From February to April 2021, we carried out an explanatory sequential mixed methods study [12] within this project. Our sample size was determined using the formula for survey sampling by Kish Leslie [13]. For our calculation, we considered the average prevalence of AUD among persons diagnosed with TB to be 30% [10]. Our estimated sample size was therefore 322.
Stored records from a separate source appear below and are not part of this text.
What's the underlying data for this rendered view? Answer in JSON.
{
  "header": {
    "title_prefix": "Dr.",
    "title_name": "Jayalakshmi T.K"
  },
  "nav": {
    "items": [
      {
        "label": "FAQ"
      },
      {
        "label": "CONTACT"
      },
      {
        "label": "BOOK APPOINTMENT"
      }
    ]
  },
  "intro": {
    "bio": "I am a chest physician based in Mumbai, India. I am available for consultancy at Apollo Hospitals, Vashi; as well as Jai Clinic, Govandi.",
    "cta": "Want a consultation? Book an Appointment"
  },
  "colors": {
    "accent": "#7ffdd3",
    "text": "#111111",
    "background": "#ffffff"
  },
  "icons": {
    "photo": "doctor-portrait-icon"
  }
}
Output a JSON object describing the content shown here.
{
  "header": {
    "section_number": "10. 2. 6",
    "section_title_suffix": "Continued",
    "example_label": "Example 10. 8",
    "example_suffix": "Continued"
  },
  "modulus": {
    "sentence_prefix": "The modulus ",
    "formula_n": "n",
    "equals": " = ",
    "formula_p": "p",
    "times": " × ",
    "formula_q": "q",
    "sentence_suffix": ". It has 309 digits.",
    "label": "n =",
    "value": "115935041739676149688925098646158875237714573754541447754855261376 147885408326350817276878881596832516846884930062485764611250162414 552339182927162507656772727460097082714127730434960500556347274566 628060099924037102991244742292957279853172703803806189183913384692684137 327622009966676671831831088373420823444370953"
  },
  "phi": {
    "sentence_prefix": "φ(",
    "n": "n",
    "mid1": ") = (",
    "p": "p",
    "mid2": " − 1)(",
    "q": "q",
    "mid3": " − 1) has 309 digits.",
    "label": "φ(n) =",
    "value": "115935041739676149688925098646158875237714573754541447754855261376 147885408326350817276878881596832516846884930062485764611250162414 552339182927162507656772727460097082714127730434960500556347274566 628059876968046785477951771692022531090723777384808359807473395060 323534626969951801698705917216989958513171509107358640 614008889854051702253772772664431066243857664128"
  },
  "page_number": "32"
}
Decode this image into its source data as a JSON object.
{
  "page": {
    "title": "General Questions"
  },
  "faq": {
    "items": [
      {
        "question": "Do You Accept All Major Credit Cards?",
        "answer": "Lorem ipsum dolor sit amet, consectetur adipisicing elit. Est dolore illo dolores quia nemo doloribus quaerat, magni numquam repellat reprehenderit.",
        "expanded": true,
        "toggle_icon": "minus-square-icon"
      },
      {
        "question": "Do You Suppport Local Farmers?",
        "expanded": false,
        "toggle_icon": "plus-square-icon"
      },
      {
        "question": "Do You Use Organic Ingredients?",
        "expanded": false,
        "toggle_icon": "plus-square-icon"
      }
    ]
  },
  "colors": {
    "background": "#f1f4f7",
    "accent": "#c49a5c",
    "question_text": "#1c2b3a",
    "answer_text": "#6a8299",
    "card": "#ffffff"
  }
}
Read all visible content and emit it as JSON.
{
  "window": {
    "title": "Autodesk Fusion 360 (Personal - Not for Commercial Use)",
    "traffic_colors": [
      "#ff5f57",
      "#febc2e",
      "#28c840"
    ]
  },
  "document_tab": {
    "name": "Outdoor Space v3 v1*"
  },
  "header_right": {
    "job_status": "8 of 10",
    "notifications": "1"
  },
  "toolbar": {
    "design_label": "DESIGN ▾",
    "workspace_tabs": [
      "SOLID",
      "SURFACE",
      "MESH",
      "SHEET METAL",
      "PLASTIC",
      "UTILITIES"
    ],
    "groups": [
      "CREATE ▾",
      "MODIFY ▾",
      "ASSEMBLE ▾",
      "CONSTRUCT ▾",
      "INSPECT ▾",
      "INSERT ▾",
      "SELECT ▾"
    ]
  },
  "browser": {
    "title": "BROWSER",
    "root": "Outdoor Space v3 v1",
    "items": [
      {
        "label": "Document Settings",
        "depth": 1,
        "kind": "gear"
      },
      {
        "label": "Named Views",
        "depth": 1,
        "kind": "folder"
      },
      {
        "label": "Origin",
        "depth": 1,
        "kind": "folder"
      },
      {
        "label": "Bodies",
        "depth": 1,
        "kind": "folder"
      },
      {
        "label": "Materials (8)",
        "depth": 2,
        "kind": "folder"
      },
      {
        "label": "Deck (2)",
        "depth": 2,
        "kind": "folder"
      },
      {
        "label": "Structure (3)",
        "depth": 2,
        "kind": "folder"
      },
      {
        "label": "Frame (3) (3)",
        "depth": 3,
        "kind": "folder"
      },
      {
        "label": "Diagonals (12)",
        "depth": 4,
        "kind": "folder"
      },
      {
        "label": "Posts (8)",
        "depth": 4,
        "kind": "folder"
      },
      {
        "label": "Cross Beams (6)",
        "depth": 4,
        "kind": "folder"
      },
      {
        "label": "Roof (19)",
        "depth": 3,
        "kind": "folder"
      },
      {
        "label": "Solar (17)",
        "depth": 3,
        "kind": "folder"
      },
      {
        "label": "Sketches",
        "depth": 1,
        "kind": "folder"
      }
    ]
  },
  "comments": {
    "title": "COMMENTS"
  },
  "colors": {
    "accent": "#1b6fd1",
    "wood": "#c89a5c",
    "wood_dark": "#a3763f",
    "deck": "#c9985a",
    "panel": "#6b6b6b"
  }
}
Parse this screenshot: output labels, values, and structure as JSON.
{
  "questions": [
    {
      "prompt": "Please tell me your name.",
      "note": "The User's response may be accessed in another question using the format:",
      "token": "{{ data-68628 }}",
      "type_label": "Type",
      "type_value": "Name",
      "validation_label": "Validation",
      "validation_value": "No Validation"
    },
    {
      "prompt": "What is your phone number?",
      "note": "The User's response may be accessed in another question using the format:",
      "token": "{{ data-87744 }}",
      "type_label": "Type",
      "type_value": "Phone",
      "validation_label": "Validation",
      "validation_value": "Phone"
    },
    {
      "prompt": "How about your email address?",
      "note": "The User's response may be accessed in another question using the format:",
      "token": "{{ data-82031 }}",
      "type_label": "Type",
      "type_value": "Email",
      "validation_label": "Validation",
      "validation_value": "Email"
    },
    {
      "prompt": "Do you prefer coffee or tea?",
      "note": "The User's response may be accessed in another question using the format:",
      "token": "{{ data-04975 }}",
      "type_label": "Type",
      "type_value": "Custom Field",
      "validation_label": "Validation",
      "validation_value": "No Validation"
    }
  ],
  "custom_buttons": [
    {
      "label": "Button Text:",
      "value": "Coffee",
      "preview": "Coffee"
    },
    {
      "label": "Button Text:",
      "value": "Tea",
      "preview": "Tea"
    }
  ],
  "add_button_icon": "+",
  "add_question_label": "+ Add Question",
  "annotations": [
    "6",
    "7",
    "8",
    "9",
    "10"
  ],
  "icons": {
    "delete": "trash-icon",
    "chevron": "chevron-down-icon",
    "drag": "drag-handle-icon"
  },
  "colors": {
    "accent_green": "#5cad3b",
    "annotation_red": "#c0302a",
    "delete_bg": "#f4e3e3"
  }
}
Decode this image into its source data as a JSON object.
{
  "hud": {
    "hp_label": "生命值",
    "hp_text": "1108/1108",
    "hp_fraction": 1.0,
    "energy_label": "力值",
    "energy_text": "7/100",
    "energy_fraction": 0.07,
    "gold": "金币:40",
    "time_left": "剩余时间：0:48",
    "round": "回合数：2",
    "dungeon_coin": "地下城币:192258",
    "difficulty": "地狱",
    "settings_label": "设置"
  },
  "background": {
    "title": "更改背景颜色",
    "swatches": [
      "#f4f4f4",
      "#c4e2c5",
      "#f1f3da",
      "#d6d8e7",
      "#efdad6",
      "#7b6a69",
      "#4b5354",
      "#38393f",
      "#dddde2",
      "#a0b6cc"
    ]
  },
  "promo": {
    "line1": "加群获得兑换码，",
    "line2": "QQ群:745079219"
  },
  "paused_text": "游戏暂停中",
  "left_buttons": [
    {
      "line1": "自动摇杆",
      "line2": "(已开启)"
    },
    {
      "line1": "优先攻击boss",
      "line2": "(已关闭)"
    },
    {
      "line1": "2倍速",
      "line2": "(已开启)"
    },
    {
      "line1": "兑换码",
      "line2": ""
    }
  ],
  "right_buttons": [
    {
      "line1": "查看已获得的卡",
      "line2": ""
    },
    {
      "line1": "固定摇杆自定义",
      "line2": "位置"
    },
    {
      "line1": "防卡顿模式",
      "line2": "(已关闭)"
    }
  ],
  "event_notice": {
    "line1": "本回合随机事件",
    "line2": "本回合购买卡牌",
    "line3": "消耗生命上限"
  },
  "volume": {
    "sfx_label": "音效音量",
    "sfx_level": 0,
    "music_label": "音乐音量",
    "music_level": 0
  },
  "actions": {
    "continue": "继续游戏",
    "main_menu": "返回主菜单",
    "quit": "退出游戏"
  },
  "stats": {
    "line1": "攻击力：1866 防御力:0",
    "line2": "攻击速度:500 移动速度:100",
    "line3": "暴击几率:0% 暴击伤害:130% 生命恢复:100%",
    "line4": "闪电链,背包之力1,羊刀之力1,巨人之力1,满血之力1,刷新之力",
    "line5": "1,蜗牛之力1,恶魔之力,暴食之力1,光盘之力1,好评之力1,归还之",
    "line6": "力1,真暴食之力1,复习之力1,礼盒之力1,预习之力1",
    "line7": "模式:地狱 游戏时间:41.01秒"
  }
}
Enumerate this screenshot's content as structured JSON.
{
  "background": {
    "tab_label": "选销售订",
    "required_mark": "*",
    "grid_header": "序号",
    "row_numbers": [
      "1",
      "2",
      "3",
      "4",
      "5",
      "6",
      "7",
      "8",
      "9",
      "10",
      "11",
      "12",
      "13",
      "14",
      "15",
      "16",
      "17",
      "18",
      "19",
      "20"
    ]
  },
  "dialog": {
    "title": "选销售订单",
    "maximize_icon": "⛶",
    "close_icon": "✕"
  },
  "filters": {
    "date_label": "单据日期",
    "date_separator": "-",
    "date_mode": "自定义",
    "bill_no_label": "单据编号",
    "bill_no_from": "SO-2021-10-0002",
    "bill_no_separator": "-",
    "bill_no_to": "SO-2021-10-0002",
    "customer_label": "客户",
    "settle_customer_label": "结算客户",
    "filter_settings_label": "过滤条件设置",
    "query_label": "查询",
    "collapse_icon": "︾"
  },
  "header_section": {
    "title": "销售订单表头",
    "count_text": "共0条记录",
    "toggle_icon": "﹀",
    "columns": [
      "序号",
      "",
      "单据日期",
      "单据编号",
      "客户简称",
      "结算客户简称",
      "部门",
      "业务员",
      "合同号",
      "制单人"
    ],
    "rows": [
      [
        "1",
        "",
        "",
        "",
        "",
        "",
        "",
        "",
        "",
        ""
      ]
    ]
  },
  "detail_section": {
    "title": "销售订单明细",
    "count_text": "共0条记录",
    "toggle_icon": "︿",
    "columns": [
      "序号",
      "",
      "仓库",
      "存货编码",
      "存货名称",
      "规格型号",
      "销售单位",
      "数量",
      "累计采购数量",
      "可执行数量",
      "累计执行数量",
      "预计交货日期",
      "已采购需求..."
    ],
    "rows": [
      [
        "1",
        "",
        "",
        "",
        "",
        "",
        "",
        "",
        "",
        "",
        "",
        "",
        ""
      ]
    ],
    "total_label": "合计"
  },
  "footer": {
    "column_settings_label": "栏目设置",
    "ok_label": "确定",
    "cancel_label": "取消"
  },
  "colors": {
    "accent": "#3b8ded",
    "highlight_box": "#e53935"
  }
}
We consecutively enrolled persons ≥ 18 years who were diagnosed with bacteriologically confirmed TB by private health providers trained by the project. Qualitative study participants were purposively selected from persons with TB who screened positive for AUD and invited to attend focus group discussions (FGDs). Participants who were available within the study area and agreed to attend the discussions were interviewed.
Data collection
We collected quantitative data using structured questionnaires, which assessed participants’ socio demographic characteristics, medical history, and alcohol use. Data on alcohol use were collected using the CAGE questionnaire, a four -symptom questionnaire that asks people if they have ever (a) felt the need to cut down on their drinking (b) felt annoyed by criticism of their drinking (c) had guilty feelings about drinking and (d) taken a morning eye-opener. Male participants are classified as having screened positive for AUD if they gave an affirmative response to ≥ 2 questions while female participants are classified as having screened positive for AUD if they had an affirmative response to ≥ 1 questions. The lower cut off score for women was chosen considering the clinical and epidemiological differences between male and female patterns of alcohol use disorder [14, 15]. The CAGE has test-retest high reliability [16] and has been validated against the Diagnostic Statistical Manual (DSM) criteria for alcohol use disorder in a variety of settings. Among primary care patients (a population similar to the one in this study), a CAGE score of ≥ 2 was shown to have a sensitivity of 0.71, a specificity of 0.91 and a positive predictive value of 0.74 [17] For the recognition of covert alcohol dependency, the CAGE questionnaire was shown to have a positive predictive value of 87% compared to the DSM criteria [18].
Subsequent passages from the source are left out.